A woman of the roads a travelling woman and her two children are walking by the edge of the sea, when they see a seal lying on a rock. This particular seal appears to be in pain, moaning; and when the woman approaches it shows no fear, but allows her to remove a thorn from its fin. The seal looks very grateful to have the thorn removed, and departs out to sea.
Some time later, the woman and her two children are in another part of Ireland, and they come to a house. The door is opened to them by a handsome old man, who invites them in. As he makes them welcome, he asks the woman about any interesting experiences she might have had. ‘I don’t get out much,’ he tells her.
At first she says she can’t think of anything. ‘I just have my two children here, and an older daughter who’s working; I don’t know how she’s getting on.’ When the man asks her again, she at length recalls the incident with the seal, and remarks on how thankful the creature appeared to be once the thorn was removed.
‘Your’re right about that,’ observed the old man. ‘I was that seal.’ He tells her he had been put under an enchantment by his stepmother, and would have lived in the form of a seal his whole life unless someone was kind enough to remove the thorn from his fin.

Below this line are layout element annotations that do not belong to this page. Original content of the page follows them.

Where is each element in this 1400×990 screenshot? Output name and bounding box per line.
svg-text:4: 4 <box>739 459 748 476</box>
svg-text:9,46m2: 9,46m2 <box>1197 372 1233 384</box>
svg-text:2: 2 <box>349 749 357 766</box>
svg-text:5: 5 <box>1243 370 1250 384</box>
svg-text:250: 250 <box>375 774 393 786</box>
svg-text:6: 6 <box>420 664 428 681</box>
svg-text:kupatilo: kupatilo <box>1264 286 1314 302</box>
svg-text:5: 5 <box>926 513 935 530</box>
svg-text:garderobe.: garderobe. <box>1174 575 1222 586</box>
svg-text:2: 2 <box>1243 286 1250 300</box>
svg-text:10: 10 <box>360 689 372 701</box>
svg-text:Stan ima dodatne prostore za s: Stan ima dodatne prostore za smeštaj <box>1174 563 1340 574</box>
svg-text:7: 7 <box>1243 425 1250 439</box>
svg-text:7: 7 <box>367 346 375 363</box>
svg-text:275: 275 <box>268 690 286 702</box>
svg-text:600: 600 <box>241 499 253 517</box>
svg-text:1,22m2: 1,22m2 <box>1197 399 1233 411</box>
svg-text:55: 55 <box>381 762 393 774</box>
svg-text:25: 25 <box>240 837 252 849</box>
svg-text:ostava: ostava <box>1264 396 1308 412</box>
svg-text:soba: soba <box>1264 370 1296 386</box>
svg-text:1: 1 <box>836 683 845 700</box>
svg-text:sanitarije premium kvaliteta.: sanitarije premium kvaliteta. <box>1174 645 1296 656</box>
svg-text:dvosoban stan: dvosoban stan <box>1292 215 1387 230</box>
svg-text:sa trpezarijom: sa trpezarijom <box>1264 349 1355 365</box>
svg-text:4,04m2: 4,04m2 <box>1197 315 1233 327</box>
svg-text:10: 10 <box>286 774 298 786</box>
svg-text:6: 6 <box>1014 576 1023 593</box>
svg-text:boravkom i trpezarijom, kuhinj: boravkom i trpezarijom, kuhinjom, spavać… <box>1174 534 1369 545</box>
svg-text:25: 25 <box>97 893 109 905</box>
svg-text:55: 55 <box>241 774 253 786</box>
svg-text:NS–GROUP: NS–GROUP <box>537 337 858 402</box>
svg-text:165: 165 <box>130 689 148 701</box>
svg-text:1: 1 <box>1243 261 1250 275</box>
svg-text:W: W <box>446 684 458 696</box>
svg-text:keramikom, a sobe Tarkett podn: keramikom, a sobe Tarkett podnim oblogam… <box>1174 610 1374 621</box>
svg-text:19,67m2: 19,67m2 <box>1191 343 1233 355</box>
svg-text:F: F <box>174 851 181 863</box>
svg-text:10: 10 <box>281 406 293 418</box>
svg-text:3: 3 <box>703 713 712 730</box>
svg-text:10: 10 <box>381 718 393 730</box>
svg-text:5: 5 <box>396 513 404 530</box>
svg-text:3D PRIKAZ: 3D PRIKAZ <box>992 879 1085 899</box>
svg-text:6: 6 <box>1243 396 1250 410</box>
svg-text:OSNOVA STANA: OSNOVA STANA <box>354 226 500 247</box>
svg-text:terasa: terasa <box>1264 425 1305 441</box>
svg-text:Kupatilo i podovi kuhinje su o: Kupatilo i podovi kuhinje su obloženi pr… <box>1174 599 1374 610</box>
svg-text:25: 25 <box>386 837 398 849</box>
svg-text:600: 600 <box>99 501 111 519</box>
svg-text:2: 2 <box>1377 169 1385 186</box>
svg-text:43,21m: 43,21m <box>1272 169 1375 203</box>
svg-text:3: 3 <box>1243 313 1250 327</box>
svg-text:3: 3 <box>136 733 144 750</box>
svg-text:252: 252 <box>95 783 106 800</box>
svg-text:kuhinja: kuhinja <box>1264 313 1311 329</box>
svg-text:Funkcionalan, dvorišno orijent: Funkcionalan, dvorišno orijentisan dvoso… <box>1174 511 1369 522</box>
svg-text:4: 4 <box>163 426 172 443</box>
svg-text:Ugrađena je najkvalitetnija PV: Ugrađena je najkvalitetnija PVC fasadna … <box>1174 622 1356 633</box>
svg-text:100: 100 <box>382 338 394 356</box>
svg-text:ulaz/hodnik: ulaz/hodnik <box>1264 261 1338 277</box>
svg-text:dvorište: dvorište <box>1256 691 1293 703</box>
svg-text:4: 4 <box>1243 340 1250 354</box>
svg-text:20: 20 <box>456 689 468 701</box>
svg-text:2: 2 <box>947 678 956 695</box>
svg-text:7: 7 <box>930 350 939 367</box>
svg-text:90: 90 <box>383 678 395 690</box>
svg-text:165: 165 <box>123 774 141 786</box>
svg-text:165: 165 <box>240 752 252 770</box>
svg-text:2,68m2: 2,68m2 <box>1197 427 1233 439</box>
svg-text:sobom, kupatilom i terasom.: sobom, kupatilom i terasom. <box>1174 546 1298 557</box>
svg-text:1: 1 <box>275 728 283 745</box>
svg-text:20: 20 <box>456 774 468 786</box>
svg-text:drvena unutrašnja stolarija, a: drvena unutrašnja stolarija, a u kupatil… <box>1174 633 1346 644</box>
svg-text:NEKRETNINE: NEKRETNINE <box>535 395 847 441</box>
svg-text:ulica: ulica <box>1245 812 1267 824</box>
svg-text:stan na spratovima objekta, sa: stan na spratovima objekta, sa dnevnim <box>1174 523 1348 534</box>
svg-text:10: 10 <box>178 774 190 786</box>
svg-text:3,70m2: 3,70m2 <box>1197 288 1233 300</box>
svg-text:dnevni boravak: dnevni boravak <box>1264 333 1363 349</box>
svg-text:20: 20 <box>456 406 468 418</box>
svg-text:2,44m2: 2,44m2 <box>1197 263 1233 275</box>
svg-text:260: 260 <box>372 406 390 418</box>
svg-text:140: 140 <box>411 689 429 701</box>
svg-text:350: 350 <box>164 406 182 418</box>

The next time he came out of the water, he told her, he had resumed his human form, as a rich man.
He told the woman to send for her daughter so that she could marry his son, and that the woman and her other two children were welcome to live with them there.
Seals were believed to be magical creatures; see Joe’s story about The Seal-Woman. Other stories involving the enchantment of people into different forms include Oisín in Tír na nÓg and The Twelve Swans; in The Witch in the Stone Boat the enchanted character is the witch herself.